What it means for product owners
Well, if a website offers to purchase something, the payment functionality needs to be tested regardless of the chosen model. Most likely, it will be payment gateway testing since the platforms use specialized third-party software for payment processing. Nevertheless, an EdTech platform still has to ensure that:
- the system proceeds with payment only when a user enters valid data;
- the payments are processed quickly, without timeouts;
- a user sees a confirmation message or an error message, depending on the result;
- several payment methods are available, and each works correctly, etc.
Security Remains One of the Top Concerns
Along with numerous benefits introduced by EdTech, there are some common concerns communicated by both educators and learners. As you could have guessed, security is one of those. On the one hand, we can benefit from AI assessment, personalization of learning experience, simulations and gamification, etc. On the other hand, there is a risk of data leaks, cyberattacks, ransomware or malware attacks, and other disruptive events.
What it means for product owners
Never release an EdTech product without testing it for security.

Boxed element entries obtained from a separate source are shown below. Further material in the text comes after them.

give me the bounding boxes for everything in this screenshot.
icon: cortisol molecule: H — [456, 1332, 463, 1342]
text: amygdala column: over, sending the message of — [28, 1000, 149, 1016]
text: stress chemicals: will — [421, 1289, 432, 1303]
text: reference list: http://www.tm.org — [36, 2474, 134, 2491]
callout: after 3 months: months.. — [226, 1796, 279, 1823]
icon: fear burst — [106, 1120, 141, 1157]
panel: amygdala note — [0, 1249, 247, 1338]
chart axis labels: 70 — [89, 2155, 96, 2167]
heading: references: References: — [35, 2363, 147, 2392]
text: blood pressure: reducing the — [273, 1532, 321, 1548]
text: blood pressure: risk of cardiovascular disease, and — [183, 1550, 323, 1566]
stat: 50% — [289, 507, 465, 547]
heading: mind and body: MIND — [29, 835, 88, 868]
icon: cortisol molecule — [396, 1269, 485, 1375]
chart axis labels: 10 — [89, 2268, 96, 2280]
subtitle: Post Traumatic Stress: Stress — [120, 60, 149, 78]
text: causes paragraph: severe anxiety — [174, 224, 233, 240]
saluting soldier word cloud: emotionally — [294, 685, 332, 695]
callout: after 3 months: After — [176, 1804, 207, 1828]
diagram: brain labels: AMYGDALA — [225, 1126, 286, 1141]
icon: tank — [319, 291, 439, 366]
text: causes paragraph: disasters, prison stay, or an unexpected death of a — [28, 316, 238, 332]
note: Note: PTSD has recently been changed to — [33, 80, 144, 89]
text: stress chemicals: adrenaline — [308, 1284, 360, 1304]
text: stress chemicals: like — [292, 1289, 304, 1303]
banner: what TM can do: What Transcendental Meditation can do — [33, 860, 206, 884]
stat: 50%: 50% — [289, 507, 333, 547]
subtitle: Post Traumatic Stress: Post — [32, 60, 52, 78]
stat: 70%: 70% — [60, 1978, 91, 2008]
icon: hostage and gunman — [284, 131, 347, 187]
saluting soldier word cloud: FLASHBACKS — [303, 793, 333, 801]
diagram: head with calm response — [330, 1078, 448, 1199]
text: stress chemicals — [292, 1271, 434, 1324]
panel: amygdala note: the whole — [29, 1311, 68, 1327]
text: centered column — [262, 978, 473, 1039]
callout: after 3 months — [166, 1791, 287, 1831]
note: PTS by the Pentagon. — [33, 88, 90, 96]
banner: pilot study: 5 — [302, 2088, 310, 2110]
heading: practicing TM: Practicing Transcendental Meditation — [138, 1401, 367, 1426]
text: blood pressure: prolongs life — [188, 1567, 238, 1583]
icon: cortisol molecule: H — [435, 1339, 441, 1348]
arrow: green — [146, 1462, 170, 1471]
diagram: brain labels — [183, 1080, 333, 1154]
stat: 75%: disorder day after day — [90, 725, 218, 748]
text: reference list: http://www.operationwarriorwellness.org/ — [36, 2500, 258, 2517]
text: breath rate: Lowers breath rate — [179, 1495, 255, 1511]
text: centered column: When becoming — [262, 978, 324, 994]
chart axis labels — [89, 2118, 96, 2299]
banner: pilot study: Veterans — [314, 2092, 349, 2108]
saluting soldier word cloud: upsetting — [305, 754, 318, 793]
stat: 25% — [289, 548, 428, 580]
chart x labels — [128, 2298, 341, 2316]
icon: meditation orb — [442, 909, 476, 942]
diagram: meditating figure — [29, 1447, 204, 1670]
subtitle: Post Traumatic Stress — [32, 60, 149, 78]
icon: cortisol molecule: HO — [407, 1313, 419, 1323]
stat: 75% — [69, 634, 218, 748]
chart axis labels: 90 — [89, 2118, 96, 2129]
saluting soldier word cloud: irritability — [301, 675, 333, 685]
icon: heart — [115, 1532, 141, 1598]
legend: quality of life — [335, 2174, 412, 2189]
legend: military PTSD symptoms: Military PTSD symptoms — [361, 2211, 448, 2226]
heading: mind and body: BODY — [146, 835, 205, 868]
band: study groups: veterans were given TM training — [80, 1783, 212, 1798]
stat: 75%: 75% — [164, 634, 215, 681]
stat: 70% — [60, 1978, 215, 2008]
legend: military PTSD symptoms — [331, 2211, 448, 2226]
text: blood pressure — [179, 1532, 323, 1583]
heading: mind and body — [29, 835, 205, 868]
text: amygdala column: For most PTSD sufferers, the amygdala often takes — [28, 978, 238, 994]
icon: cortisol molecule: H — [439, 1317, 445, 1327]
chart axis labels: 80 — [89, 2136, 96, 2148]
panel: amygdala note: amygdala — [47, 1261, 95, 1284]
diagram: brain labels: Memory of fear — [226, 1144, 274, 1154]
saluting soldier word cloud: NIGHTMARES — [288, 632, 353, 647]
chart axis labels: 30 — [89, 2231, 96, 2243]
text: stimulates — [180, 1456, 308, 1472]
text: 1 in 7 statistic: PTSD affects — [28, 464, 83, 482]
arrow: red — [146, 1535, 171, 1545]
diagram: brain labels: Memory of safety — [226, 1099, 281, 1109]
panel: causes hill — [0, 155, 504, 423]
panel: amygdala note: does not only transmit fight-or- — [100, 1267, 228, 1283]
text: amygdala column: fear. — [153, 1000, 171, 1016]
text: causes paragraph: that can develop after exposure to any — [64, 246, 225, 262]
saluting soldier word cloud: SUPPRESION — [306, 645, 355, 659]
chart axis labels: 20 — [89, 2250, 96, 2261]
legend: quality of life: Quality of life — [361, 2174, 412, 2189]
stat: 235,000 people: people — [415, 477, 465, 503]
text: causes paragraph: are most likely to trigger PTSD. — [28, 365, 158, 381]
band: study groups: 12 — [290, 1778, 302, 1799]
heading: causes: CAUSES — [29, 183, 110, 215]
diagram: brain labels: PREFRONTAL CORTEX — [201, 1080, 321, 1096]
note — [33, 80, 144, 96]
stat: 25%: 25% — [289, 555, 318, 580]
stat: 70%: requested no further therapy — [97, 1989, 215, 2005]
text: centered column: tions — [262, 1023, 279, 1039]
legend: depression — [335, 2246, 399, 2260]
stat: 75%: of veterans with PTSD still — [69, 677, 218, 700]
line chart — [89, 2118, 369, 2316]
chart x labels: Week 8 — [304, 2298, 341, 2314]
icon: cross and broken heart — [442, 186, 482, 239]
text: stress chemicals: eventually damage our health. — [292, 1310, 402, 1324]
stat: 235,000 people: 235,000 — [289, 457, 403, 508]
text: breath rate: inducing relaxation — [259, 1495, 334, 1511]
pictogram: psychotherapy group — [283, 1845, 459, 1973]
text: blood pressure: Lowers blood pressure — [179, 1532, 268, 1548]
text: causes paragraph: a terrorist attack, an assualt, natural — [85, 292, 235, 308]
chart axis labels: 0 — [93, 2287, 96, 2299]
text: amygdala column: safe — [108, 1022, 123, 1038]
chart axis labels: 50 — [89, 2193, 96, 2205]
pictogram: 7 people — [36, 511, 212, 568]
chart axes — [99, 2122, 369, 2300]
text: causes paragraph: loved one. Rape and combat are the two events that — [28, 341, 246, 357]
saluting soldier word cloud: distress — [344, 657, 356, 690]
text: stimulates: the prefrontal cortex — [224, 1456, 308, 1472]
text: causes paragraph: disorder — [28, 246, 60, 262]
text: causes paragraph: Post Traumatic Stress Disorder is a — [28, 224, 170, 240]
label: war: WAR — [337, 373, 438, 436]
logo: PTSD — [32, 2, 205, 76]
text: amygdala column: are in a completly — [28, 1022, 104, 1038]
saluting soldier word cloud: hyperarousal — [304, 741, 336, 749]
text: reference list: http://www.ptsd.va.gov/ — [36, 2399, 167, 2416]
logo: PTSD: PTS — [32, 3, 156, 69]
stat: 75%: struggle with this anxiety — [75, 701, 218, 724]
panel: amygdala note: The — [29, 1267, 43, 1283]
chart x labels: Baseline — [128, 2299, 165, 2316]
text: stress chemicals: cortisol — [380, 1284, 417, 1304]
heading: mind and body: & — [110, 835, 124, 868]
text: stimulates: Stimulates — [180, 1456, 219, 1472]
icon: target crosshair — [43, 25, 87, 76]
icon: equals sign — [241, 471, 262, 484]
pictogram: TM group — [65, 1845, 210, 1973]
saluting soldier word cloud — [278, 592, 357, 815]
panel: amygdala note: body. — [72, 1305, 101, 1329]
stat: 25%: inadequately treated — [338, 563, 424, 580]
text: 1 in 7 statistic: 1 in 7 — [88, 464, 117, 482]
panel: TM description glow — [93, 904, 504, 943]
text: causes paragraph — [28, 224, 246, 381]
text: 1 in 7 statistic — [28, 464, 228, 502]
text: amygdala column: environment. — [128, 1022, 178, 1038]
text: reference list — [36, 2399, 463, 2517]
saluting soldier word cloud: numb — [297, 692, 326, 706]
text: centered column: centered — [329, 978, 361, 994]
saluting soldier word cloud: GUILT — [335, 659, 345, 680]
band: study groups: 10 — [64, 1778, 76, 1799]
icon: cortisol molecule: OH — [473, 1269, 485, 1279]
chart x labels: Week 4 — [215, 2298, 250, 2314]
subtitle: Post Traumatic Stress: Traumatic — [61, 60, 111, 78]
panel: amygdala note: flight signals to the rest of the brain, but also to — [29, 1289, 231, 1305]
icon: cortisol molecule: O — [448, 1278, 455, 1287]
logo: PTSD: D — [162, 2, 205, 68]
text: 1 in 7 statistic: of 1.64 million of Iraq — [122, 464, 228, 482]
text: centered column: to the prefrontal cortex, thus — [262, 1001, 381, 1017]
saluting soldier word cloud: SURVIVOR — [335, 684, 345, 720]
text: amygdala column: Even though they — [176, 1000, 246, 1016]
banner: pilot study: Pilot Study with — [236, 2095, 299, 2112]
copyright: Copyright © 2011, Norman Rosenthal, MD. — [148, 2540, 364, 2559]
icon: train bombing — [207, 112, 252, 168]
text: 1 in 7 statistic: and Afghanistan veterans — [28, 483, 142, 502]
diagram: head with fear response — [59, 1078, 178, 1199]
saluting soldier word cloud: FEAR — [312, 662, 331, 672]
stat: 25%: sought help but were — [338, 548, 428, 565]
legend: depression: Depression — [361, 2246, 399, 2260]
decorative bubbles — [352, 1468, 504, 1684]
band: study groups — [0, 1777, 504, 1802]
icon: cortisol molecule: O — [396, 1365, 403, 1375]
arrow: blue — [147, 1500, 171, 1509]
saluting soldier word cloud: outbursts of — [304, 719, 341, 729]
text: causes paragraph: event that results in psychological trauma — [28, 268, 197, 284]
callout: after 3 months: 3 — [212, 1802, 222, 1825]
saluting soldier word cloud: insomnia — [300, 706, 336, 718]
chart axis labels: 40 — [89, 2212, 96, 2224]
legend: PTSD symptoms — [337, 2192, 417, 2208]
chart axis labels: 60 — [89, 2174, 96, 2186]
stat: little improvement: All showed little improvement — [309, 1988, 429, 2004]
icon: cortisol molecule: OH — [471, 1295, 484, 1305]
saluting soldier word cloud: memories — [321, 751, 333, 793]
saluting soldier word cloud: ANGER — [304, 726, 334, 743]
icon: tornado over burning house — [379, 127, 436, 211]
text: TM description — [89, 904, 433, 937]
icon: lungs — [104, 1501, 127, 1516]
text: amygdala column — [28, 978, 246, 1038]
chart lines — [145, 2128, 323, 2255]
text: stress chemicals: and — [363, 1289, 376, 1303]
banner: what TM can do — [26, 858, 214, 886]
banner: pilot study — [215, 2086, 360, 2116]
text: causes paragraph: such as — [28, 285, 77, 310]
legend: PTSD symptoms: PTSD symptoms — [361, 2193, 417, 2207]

QA specialists act as white hackers, looking for vulnerabilities and ways to break the system from the outside the way attackers would do. It helps to detect the weak points so that the developers can fix them.
To Sum Up
The best educational technology isn’t always the feature-rich one. It is the one that works perfectly. We all know how serious it is to test banking and medical software that deals with large volumes of sensitive data and human lives. Educational technology should be treated with the same high level of responsibility.
EdTech is one of the tools used to train future specialists in all fields. The efficiency of technological solutions used for their education to a great extent determines how effective their learning outcomes will be. So if you are planning to release the next best EdTech solution, make sure the developed functionality resonates with the users and has been tested well before the release.